As per Section 21 of the Street Vendors (Protection of Livelihood and Regulation of Street Vending) Act, 2014 (“Central Act”), no-vending zones cannot be demarcated by the local authorities without the recommendations of the Town Vending Committee. A no-vending zone can be declared only in conformity to the plan carried out for street vending. According to the Central Act, existing or natural markets must not be declared as no-vending zones, overcrowding and sanitary concerns cannot be basis for declaring any zone a no-vending zone and a zone cannot be declared a no-vending zone until a survey has been carried out and the plan for street vending formulated.
Hailing the Supreme Court order, Prashant Narang, Advocate with Centre for Civil Society who argued the matter said, “JMC must stop the evictions now. The Act should have been implemented last year. Other states have already conducted surveys and constituted town vending committees. Anyways, it’s better late than never.”

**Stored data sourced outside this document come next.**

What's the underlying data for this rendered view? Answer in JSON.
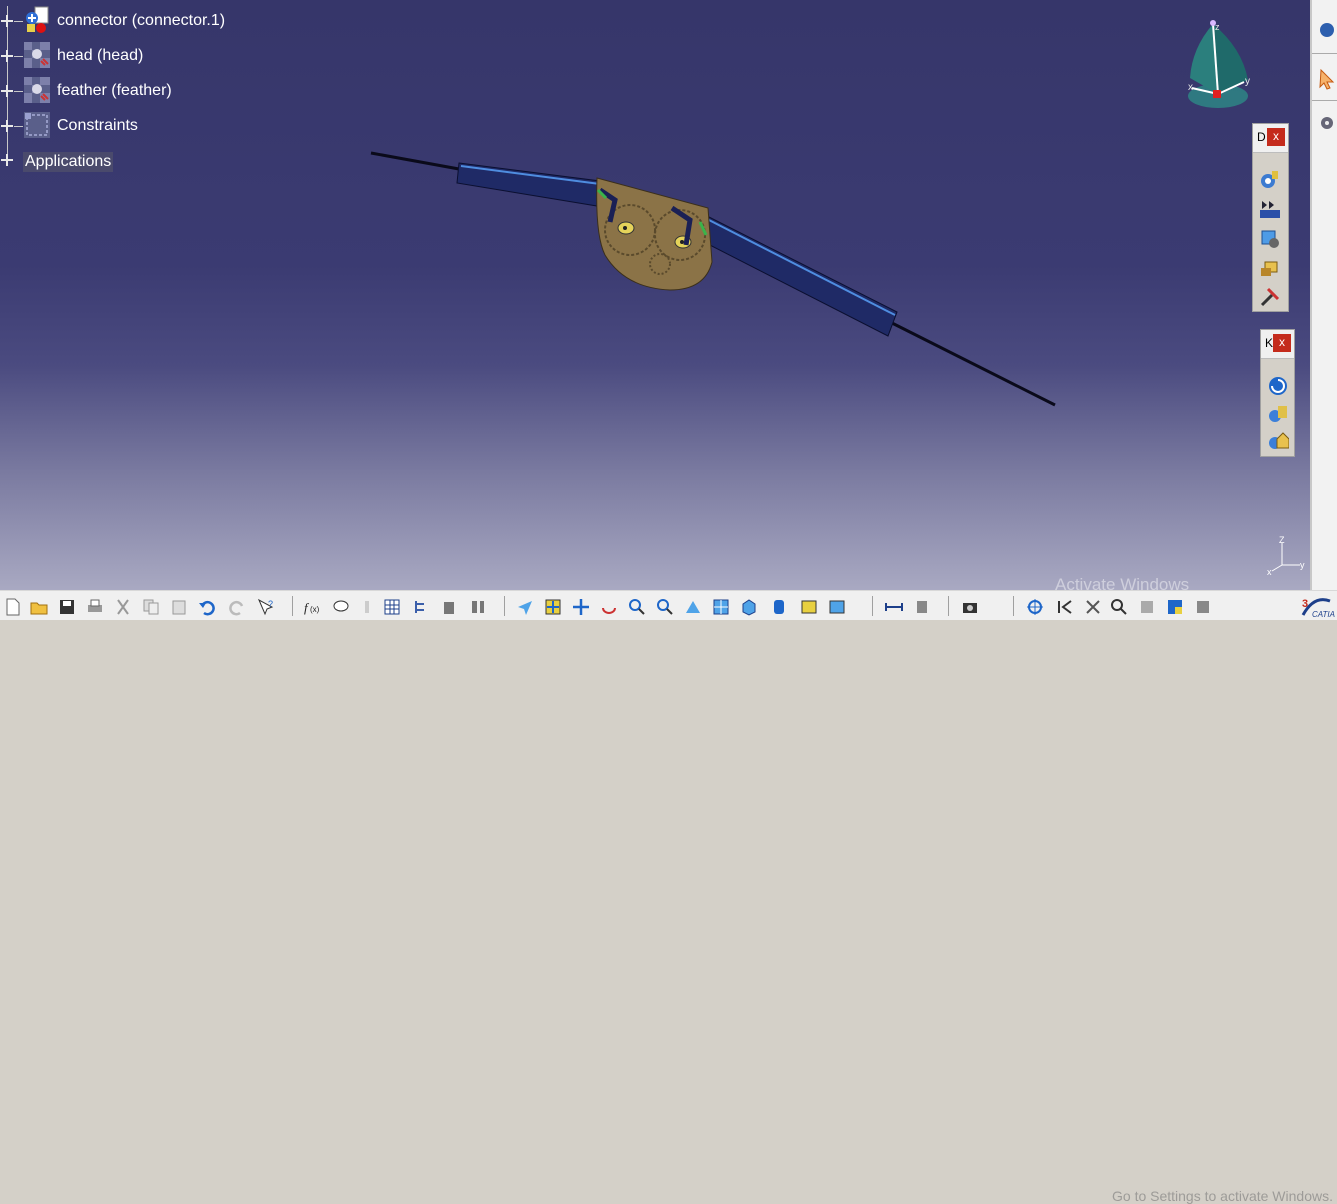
{
  "tree": {
    "items": [
      {
        "label": "connector (connector.1)",
        "icon": "product-icon"
      },
      {
        "label": "head (head)",
        "icon": "part-icon"
      },
      {
        "label": "feather (feather)",
        "icon": "part-icon"
      },
      {
        "label": "Constraints",
        "icon": "constraints-icon"
      },
      {
        "label": "Applications",
        "icon": "none"
      }
    ]
  },
  "compass": {
    "x_label": "x",
    "y_label": "y",
    "z_label": "z"
  },
  "axis_triad": {
    "x_label": "x",
    "y_label": "y",
    "z_label": "Z"
  },
  "toolbars": {
    "floating_1": {
      "title": "D",
      "close": "x"
    },
    "floating_2": {
      "title": "K",
      "close": "x"
    }
  },
  "watermark": {
    "line1": "Activate Windows",
    "line2": "Go to Settings to activate Windows."
  },
  "brand": {
    "name": "CATIA"
  },
  "colors": {
    "background_top": "#36366a",
    "background_bottom": "#a9a9c2",
    "close_button": "#c42b1c",
    "plate": "#8b7347",
    "bar": "#1f2a66"
  }
}
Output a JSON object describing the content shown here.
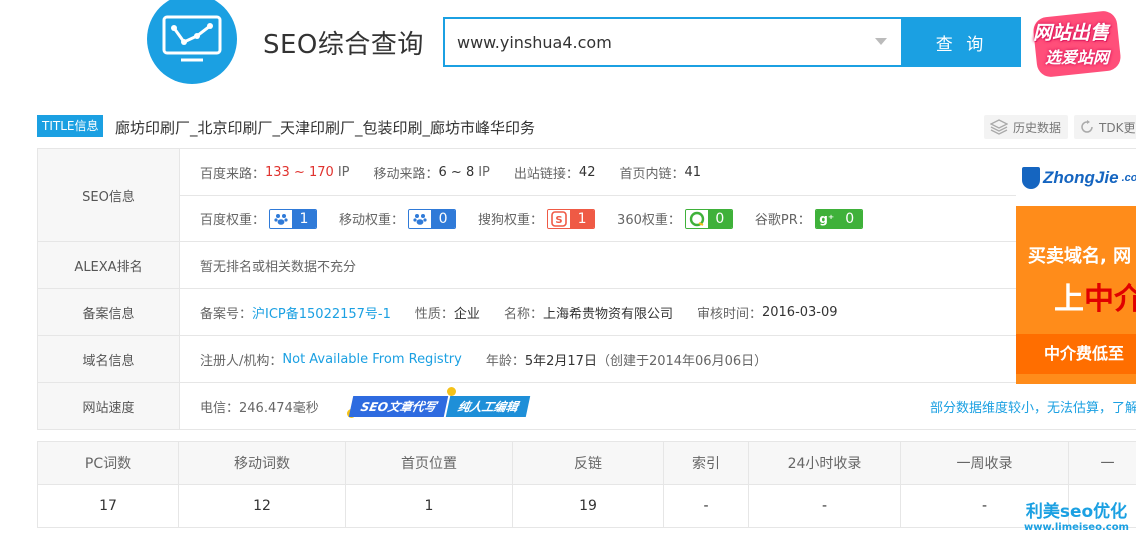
{
  "header": {
    "title": "SEO综合查询",
    "search_value": "www.yinshua4.com",
    "search_button": "查 询",
    "sale_line1": "网站出售",
    "sale_line2": "选爱站网"
  },
  "title_row": {
    "tag": "TITLE信息",
    "text": "廊坊印刷厂_北京印刷厂_天津印刷厂_包装印刷_廊坊市峰华印务",
    "history_button": "历史数据",
    "tdk_button": "TDK更"
  },
  "seo": {
    "label": "SEO信息",
    "baidu_traffic_label": "百度来路：",
    "baidu_traffic_value": "133 ~ 170",
    "baidu_traffic_unit": "IP",
    "mobile_traffic_label": "移动来路：",
    "mobile_traffic_value": "6 ~ 8",
    "mobile_traffic_unit": "IP",
    "outlinks_label": "出站链接：",
    "outlinks_value": "42",
    "homepage_links_label": "首页内链：",
    "homepage_links_value": "41",
    "weights": [
      {
        "label": "百度权重：",
        "value": "1",
        "color": "#2f7ad8",
        "icon": "baidu-paw-icon"
      },
      {
        "label": "移动权重：",
        "value": "0",
        "color": "#2f7ad8",
        "icon": "mobile-paw-icon"
      },
      {
        "label": "搜狗权重：",
        "value": "1",
        "color": "#ef5a45",
        "icon": "sogou-icon"
      },
      {
        "label": "360权重：",
        "value": "0",
        "color": "#3fb13a",
        "icon": "360-icon"
      },
      {
        "label": "谷歌PR：",
        "value": "0",
        "color": "#3fb13a",
        "icon": "google-plus-icon"
      }
    ]
  },
  "alexa": {
    "label": "ALEXA排名",
    "value": "暂无排名或相关数据不充分"
  },
  "icp": {
    "label": "备案信息",
    "number_label": "备案号：",
    "number_value": "沪ICP备15022157号-1",
    "type_label": "性质：",
    "type_value": "企业",
    "name_label": "名称：",
    "name_value": "上海希贵物资有限公司",
    "audit_label": "审核时间：",
    "audit_value": "2016-03-09"
  },
  "domain": {
    "label": "域名信息",
    "registrant_label": "注册人/机构：",
    "registrant_value": "Not Available From Registry",
    "age_label": "年龄：",
    "age_value": "5年2月17日",
    "created_value": "（创建于2014年06月06日）"
  },
  "speed": {
    "label": "网站速度",
    "value": "电信：246.474毫秒",
    "badge1": "SEO文章代写",
    "badge2": "纯人工编辑",
    "note": "部分数据维度较小，无法估算，了解"
  },
  "ad": {
    "brand": "ZhongJie",
    "brand_suffix": ".com",
    "line1": "买卖域名, 网",
    "line2_a": "上",
    "line2_b": "中介",
    "line3": "中介费低至"
  },
  "stats": {
    "headers": [
      "PC词数",
      "移动词数",
      "首页位置",
      "反链",
      "索引",
      "24小时收录",
      "一周收录",
      "一"
    ],
    "values": [
      "17",
      "12",
      "1",
      "19",
      "-",
      "-",
      "-",
      ""
    ]
  },
  "watermark": {
    "line1": "利美seo优化",
    "line2": "www.limeiseo.com"
  }
}
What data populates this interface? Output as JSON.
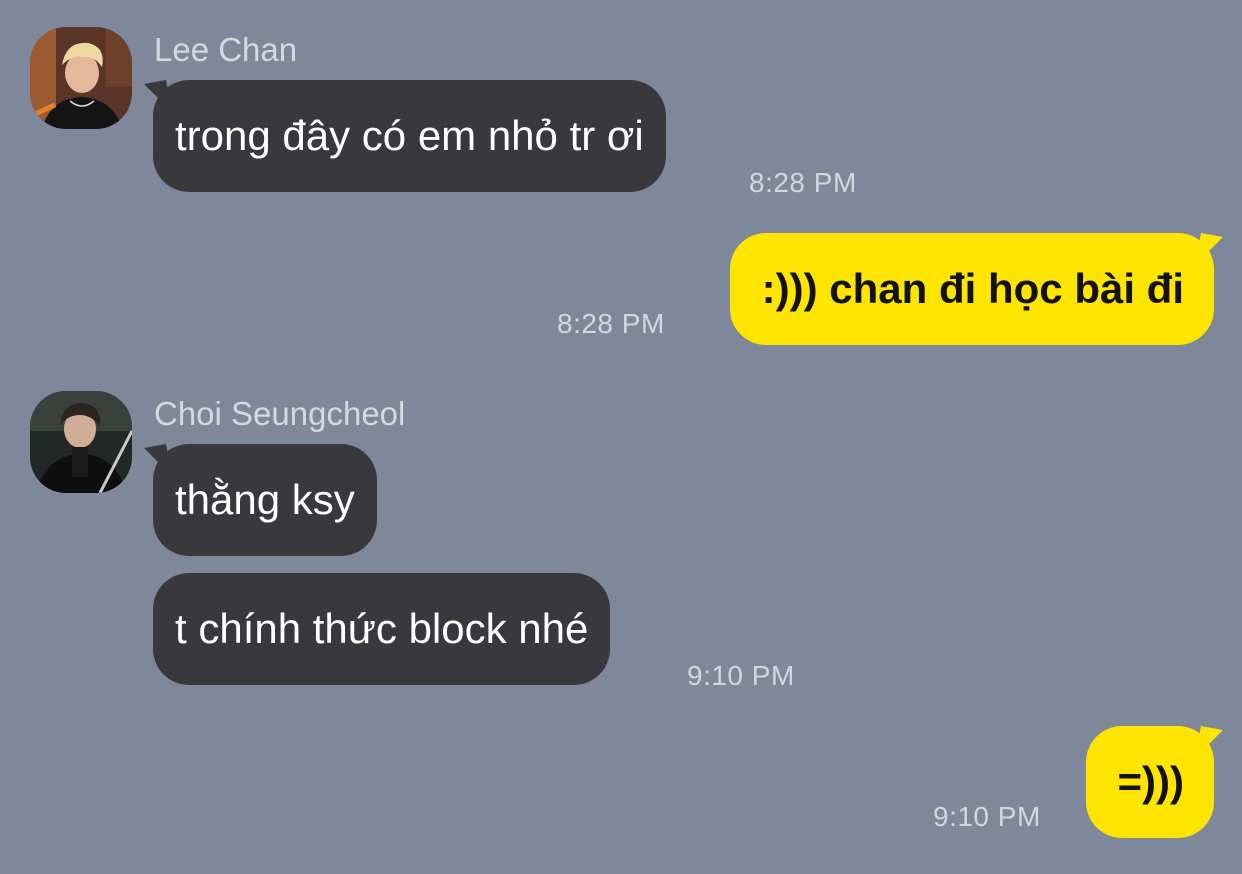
{
  "chat": {
    "colors": {
      "background": "#7f889b",
      "incoming_bubble": "#39393d",
      "outgoing_bubble": "#fee500",
      "sender_name": "#d4d8e0",
      "timestamp": "#d2d6de"
    },
    "messages": [
      {
        "sender": "Lee Chan",
        "avatar": "avatar-lee-chan",
        "direction": "incoming",
        "text": "trong đây có em nhỏ tr ơi",
        "time": "8:28 PM"
      },
      {
        "direction": "outgoing",
        "text": ":))) chan đi học bài đi",
        "time": "8:28 PM"
      },
      {
        "sender": "Choi Seungcheol",
        "avatar": "avatar-choi-seungcheol",
        "direction": "incoming",
        "text": "thằng ksy"
      },
      {
        "direction": "incoming",
        "text": "t chính thức block nhé",
        "time": "9:10 PM"
      },
      {
        "direction": "outgoing",
        "text": "=)))",
        "time": "9:10 PM"
      }
    ]
  }
}
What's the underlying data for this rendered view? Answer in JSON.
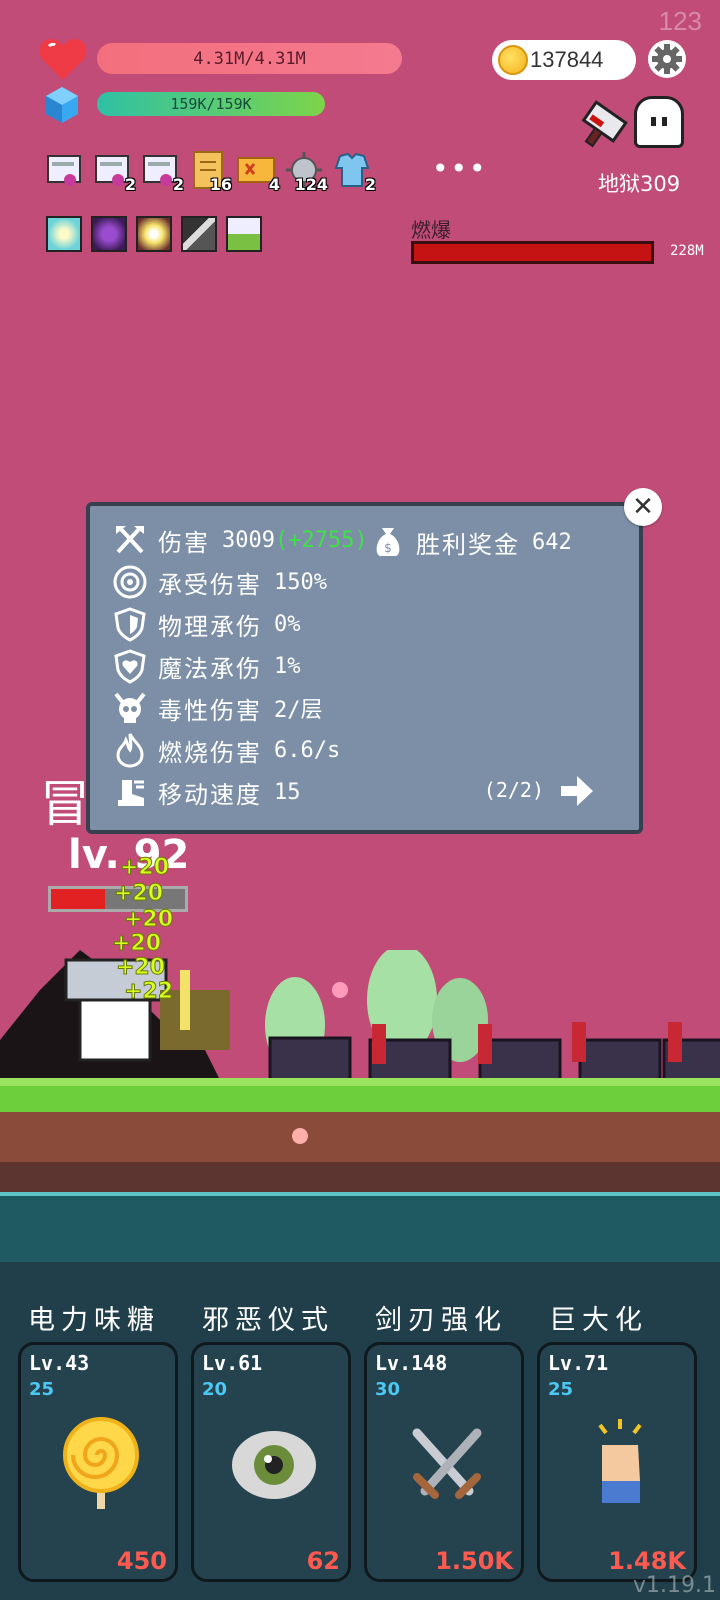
{
  "fps": "123",
  "hud": {
    "hp_text": "4.31M/4.31M",
    "mp_text": "159K/159K",
    "coins": "137844",
    "stage": "地狱309",
    "more": "•••"
  },
  "items": [
    {
      "name": "scroll-purple-icon",
      "count": ""
    },
    {
      "name": "scroll-purple-icon",
      "count": "2"
    },
    {
      "name": "scroll-purple-icon",
      "count": "2"
    },
    {
      "name": "map-scroll-icon",
      "count": "16"
    },
    {
      "name": "ticket-icon",
      "count": "4"
    },
    {
      "name": "spiked-ball-icon",
      "count": "124"
    },
    {
      "name": "armor-icon",
      "count": "2"
    }
  ],
  "boss": {
    "name": "燃爆",
    "hp": "228M",
    "hp_fraction": 1.0
  },
  "hero": {
    "name": "冒",
    "level": "lv. 92",
    "hp_fraction": 0.4
  },
  "dialog": {
    "reward_label": "胜利奖金",
    "reward_value": "642",
    "rows": [
      {
        "label": "伤害",
        "value": "3009",
        "bonus": "(+2755)"
      },
      {
        "label": "承受伤害",
        "value": "150%"
      },
      {
        "label": "物理承伤",
        "value": "0%"
      },
      {
        "label": "魔法承伤",
        "value": "1%"
      },
      {
        "label": "毒性伤害",
        "value": "2/层"
      },
      {
        "label": "燃烧伤害",
        "value": "6.6/s"
      },
      {
        "label": "移动速度",
        "value": "15"
      }
    ],
    "page": "(2/2)",
    "close": "✕"
  },
  "skills": [
    {
      "title": "电力味糖",
      "level": "Lv.43",
      "sub": "25",
      "cost": "450",
      "icon": "lollipop-icon"
    },
    {
      "title": "邪恶仪式",
      "level": "Lv.61",
      "sub": "20",
      "cost": "62",
      "icon": "eye-icon"
    },
    {
      "title": "剑刃强化",
      "level": "Lv.148",
      "sub": "30",
      "cost": "1.50K",
      "icon": "crossed-swords-icon"
    },
    {
      "title": "巨大化",
      "level": "Lv.71",
      "sub": "25",
      "cost": "1.48K",
      "icon": "fist-icon"
    }
  ],
  "version": "v1.19.1",
  "colors": {
    "background": "#c14c78",
    "panel": "#7c8fa6",
    "bottom": "#203f4a",
    "cost": "#ff5a4f",
    "sub": "#4cc8f2"
  }
}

Commenting on the Supreme Court order, Banwari Lal Sharma, President, Heritage City Thadi-Thela Union, Jaipur said, “The Rajasthan state government and Municipal Corporation must adhere to their own undertaking. The Street Vendors Act 2014 should be acted upon to create a town vending committee which should undertake surveys and issues proper licenses to the street vendors in order to create appropriate vending zones in future.”
In the past, the Rajasthan High Court order had erroneously held that the Central Act is inoperative in Rajasthan and also permitted the local authorities to create no-vending zones, in direct contravention of the principles and due process enshrined in the Central Act, 2014. The Supreme Court order restores the right to livelihood of street vendors in the State of Rajasthan.